Agasta Lukman Febian

38 6 0
                                    

Hari yang tidak akan dilupakan oleh Eliams. Sepanjang sejarah peraturan tegas Eliam High School terpatahkan oleh satu siswa penerima beasiswa yang menanggalkan kekuasaan seorang Elang. Society bereuforia menyambut Defangga, sedangkan sebagian minoritas scientist berduka karena kehilangan sosok yang jadi panutan mereka. Kegaduhan ini membuat Eliam kacau, termasuk OSIS Eliam High School.

“Gila! Kacau! Ada yang mau obrak-abrik kita,” kata Bagas selaku ketua OSIS periode akhir yang akan purna bakti karena dia naik ke kelas XII dan harus konsentrasi mempersiapkan ujian.

“Yang bener yang mana, nih, Gas?” tanya Cintya wakil ketua OSIS yang juga naik ke kelas XII.

“Lebih tepatnya kacau, guys!” tegas Bagas.

“Kalian tahu kenapa ada rapat dadakan?” Bagas bertanya ke anggota OSIS yang duduk mengelilinginya.
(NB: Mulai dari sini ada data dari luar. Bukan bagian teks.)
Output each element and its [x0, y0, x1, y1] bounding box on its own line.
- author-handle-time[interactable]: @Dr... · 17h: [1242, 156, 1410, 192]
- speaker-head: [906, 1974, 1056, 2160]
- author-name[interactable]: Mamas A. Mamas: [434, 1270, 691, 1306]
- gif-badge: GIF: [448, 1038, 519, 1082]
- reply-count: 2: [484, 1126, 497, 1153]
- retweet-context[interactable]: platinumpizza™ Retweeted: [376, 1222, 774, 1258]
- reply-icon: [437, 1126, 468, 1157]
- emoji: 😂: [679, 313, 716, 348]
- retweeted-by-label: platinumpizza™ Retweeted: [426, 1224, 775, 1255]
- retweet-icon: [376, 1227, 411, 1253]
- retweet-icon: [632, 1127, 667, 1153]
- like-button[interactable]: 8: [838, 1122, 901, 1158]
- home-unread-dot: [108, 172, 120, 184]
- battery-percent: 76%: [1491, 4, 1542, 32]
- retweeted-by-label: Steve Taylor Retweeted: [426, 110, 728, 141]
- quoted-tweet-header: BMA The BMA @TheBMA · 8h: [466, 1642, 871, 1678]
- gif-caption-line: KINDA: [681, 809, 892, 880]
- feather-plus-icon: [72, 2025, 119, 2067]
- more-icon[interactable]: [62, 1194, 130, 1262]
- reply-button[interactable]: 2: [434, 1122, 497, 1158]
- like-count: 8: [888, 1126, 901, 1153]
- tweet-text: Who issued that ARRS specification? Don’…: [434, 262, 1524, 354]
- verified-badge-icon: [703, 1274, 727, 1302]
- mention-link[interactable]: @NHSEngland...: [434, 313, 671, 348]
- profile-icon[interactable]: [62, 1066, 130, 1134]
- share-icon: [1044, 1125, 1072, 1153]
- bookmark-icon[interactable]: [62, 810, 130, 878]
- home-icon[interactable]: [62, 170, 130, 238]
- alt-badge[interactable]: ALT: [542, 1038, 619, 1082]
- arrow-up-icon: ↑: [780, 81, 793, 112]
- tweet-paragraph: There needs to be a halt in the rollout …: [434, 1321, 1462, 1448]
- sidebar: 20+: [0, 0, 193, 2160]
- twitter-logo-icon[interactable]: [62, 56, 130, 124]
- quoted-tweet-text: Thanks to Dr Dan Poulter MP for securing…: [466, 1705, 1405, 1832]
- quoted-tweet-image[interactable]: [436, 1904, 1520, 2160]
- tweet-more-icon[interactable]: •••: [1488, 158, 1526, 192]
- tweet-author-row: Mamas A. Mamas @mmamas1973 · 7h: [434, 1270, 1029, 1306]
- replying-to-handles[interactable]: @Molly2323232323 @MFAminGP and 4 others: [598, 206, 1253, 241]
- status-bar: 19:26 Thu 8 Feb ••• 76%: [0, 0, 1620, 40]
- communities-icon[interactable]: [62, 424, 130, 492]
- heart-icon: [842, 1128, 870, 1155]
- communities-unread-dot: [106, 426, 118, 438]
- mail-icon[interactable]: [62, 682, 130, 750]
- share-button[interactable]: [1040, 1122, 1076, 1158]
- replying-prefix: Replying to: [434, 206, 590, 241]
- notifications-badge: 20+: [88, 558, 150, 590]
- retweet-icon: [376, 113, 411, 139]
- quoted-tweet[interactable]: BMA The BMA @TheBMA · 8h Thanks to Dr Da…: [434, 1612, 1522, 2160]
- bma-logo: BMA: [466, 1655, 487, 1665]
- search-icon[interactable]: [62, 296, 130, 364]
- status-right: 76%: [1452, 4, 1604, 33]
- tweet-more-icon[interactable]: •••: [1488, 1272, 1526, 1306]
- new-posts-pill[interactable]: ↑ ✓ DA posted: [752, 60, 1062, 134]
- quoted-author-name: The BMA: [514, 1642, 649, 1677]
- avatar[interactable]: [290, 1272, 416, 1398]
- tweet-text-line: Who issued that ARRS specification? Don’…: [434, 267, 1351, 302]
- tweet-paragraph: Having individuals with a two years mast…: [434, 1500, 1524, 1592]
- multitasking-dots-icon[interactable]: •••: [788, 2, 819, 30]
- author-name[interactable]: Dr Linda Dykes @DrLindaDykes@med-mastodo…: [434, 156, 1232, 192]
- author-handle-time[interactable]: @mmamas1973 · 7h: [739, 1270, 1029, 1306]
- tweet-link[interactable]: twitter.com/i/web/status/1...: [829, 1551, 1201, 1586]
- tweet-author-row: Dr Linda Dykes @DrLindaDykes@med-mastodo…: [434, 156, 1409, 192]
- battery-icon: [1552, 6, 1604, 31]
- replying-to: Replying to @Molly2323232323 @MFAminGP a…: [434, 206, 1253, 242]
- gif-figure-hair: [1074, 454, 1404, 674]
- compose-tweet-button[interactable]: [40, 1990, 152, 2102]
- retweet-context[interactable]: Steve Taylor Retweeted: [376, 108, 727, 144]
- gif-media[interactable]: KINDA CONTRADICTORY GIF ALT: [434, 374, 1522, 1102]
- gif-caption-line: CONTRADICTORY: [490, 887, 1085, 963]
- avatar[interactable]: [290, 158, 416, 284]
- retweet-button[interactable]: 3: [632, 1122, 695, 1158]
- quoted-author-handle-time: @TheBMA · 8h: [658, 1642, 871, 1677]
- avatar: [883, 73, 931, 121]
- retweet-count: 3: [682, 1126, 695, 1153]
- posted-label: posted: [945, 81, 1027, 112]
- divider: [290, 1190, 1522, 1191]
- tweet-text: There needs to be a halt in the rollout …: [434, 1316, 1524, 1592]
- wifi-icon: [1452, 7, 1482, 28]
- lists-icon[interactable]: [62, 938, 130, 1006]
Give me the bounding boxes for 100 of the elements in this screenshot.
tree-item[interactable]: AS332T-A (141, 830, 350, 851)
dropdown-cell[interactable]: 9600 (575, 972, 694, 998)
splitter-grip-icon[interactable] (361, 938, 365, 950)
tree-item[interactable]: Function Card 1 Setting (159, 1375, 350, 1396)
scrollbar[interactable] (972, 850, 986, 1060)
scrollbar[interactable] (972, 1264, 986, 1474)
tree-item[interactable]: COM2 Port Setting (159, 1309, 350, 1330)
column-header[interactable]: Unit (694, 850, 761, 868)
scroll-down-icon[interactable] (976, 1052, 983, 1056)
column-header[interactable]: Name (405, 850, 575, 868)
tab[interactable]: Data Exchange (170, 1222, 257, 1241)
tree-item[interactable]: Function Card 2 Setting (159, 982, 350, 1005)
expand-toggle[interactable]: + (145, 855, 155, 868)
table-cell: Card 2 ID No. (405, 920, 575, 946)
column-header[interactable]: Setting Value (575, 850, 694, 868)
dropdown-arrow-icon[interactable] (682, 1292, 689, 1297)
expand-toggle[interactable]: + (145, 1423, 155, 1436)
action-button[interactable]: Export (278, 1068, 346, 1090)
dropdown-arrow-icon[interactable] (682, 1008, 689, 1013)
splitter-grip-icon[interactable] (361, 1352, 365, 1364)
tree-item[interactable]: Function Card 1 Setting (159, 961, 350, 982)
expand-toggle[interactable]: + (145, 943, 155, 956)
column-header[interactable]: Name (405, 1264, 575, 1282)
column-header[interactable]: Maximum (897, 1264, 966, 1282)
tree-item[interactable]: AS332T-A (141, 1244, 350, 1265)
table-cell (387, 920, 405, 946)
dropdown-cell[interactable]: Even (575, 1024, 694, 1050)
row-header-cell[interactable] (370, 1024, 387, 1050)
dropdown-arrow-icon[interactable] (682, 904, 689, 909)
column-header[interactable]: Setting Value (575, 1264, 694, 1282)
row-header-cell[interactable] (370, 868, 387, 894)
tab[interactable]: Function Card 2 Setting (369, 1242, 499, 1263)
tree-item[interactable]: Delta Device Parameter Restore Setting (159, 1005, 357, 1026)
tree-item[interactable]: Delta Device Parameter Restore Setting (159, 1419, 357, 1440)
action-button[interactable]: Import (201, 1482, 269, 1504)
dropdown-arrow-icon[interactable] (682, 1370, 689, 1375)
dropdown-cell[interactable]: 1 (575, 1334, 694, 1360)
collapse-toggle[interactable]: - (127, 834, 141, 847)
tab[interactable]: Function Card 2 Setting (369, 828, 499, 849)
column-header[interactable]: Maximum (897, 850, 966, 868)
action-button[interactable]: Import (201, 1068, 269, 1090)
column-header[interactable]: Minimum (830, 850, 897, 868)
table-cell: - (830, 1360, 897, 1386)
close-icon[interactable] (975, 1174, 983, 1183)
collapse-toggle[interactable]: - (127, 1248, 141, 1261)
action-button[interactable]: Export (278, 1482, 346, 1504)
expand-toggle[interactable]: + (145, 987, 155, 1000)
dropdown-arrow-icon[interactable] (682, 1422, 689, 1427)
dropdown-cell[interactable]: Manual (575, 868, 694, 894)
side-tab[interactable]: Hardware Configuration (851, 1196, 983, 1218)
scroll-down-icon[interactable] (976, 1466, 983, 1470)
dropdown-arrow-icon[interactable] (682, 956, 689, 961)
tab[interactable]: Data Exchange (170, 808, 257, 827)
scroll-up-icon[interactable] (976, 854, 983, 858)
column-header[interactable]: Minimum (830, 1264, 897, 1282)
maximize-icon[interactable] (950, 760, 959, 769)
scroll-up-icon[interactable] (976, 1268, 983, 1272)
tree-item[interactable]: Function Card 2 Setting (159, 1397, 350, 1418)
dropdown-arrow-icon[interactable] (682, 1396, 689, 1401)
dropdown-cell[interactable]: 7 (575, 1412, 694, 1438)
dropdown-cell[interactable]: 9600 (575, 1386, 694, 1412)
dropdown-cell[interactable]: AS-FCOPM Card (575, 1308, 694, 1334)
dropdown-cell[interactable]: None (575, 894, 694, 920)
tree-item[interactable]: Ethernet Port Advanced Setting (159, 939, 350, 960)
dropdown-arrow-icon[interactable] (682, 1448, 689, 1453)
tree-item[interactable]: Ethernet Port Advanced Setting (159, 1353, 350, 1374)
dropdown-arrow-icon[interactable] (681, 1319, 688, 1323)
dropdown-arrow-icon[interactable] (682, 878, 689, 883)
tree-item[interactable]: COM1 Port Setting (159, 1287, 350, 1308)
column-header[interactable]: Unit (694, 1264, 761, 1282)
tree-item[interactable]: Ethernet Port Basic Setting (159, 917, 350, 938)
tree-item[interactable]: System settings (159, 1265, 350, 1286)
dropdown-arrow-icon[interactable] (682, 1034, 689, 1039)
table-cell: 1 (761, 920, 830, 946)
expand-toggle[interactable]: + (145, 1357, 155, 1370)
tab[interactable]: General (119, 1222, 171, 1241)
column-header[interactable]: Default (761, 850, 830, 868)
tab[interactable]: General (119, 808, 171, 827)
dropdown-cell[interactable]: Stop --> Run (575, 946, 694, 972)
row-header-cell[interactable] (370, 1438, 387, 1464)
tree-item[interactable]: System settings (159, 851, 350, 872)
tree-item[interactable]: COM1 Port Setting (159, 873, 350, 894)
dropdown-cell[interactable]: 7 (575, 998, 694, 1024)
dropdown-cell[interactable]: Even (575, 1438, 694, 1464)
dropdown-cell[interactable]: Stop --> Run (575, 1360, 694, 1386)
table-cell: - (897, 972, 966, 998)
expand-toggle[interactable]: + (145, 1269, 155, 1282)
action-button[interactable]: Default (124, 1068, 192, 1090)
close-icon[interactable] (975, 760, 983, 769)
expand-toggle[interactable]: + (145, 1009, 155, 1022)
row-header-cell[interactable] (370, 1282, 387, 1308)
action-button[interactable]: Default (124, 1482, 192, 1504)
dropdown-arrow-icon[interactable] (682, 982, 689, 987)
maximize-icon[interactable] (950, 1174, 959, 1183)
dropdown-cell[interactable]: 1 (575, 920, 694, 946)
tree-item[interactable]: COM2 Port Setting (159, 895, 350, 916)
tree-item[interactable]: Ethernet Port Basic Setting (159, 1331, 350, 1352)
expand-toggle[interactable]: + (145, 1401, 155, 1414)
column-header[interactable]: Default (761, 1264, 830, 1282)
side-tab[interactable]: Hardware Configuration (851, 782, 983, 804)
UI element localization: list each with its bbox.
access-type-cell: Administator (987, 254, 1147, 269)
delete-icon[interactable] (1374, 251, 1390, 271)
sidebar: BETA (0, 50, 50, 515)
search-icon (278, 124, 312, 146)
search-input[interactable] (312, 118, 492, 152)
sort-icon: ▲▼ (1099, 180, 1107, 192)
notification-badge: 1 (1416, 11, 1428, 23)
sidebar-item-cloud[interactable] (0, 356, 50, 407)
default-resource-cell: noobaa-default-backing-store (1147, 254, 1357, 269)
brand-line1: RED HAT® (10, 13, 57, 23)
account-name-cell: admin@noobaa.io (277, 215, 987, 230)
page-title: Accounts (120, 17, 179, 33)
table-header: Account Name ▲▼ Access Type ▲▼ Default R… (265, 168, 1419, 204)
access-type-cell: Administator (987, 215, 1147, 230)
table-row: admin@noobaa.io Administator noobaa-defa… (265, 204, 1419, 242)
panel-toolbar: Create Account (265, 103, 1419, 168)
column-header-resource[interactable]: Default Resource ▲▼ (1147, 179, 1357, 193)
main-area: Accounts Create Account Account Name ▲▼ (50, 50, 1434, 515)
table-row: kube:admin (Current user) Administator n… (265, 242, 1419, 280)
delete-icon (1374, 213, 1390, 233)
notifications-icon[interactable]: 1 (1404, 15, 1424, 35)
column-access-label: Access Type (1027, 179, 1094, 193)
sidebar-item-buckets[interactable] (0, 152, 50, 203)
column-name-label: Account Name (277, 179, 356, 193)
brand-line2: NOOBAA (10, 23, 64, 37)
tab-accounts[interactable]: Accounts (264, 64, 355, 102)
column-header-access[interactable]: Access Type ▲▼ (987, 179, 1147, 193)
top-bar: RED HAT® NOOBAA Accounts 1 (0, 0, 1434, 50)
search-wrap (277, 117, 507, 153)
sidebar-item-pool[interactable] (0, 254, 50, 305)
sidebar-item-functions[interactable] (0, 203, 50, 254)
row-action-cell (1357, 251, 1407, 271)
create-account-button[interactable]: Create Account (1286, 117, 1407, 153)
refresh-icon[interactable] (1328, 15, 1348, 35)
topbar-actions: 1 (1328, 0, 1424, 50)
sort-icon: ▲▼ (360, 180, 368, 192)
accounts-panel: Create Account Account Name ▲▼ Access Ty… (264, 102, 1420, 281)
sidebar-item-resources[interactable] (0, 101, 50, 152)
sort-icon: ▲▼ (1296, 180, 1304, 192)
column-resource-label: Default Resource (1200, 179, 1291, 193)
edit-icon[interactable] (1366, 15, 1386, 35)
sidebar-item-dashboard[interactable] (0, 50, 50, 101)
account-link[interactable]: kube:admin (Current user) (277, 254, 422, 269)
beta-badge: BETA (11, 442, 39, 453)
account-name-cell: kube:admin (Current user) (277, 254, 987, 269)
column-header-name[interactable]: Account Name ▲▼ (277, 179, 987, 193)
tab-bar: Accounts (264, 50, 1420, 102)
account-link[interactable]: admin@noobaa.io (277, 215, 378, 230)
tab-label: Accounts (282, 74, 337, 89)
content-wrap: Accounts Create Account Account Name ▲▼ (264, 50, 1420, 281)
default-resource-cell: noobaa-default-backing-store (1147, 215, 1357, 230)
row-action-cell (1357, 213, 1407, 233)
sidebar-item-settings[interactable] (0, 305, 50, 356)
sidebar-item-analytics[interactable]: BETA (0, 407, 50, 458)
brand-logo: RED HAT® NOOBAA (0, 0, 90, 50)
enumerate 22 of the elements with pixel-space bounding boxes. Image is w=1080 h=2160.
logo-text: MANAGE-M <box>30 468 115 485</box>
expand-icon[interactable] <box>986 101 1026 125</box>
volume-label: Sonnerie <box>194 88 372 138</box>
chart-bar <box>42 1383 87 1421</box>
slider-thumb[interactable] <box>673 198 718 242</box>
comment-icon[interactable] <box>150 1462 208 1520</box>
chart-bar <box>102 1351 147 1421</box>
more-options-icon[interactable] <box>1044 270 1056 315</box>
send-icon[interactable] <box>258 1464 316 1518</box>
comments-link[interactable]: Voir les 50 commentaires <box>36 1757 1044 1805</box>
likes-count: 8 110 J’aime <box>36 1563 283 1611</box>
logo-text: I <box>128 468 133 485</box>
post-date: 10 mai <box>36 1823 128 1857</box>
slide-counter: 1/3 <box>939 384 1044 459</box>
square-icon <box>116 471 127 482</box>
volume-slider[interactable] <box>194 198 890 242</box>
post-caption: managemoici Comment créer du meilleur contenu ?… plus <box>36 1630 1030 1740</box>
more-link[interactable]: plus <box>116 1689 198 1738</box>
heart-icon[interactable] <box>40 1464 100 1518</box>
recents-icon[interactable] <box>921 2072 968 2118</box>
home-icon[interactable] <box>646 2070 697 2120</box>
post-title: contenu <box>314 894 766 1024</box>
“Ada sangkut pautnya sama Defga, ya?” tanya Cintya. Bagas mengangguk. “Padahal, sebentar lagi ada penerimaan OSIS baru. Tetapi malah ada kegaduhan seperti ini. Bakal panas, guys! Bakal ada war class.” Bagas memegang dahinya seperti orang yang pusing berat.

“Pak Erwan –Waka kesiswaan – meminta kita mengantisipasi adanya ini. Gue merasa akan ada rekor baru dalam pemilihan OSIS.”

“Apa itu?” tanya Anggi salah satu anggota OSIS.

Setelah ada Defga menjadi bagian society, Bagas menerima bom pesan bahwa society siap menjadi pionir di Eliam untuk menjadi pemimpin baru agar Eliam tidak hanya dikuasai scientiest. Apalagi sebentar lagi aka nada pendaftaran OSIS. Selama tiga tahun berturut-turut, OSIS di Eliam 100% diisi oleh scientist. Society yang sebenarnya makhluk sosial malah malas ikut organisasi. Bukan karena malas berpikir, tetapi karena dikuasai oleh orang-orang licik dari scientist.

“Nggak mungkin kita menolak huru hara ini. Kita hadapi saja daripada dilawan, tetapi kita siap untuk berdarah karena sekarang yang akan kita lawan adalah Defga.” terlihat dari tampang Bagas yang merah dan mengepalkan tangan dengan kencangnya. Dia tidak ada masalah sebenarnya. Tetapi, Elang mengontrolnya. Bagas tidak bisa melawan.

“Kak!” Asta memanggil Bagas dan menyerahkan sebuah surat. Surat itu ia lihat tergeletak di meja samping rak buku inventaris OSIS. Bagas membuka surat itu. Ternyata ….

          Hai Eliams! Let’s the party begin! See you when I see you!

                                                                                  “L”

Bagas merebahkan badannya ke belakang bangku sambil membuang surat itu ke atas meja rapat. Teman-temannya membaca isi surat itu. Raut wajah yang tadinya penasaran berubah menjadi ketakutan. OSIS dipermainkan oleh sosok berinisial “L”. Siapa itu? Kenapa OSIS? Maksud surat itu apa? ‘Party’ yang berarti pesta. Pesta apa? Timbul pertanyaan dan juga pernyataan dari mereka. Ini pasti society yang membuat ulah. Bagas tidak mau gegabah menyalahkan society. Belum tentu mereka. Walaupun, pesan dari society dan "L" Letter datang hampir dalam waktu bersamaan. Jadi, nggak salah mereka berspekulasi kalau society yang mengirim surat itu.

“Kak, izin menyampaikan saran. Kita tidak boleh menyalahkan anak XI IPS 4, belum tentu mereka,” jelas Asta.

Saat Asta hendak mengentikan pembicaraannya, tiba-tiba ada suara yang menyela pembicaraan Asta, “Lo bisa apa?”

“Gue akan cari sampai tuntas siapa yang menulis suarat ini,” saran yang diberikan Asta diterima.

Asta siswa dari kelas XI IPA 2 yang dikenal sebagai sang proklamator sekolah dan digadang-gadang menjadi next ketua OSIS karena keahliannya dalam berdebat. Selalu menang setiap kali olimpiade debat antarsekolah. Cowok science class yang lebih cocok masuk social class ini bukan cuma jago berdebat tapi juga pandai dalam menganalisis suatu masalah dengan detail. Asta adalah orang yang sangat dipercaya Bagas sang ketua OSIS. Jadi, dia tidak ragu untuk menyerahkan masalah “L” Letter ke Asta.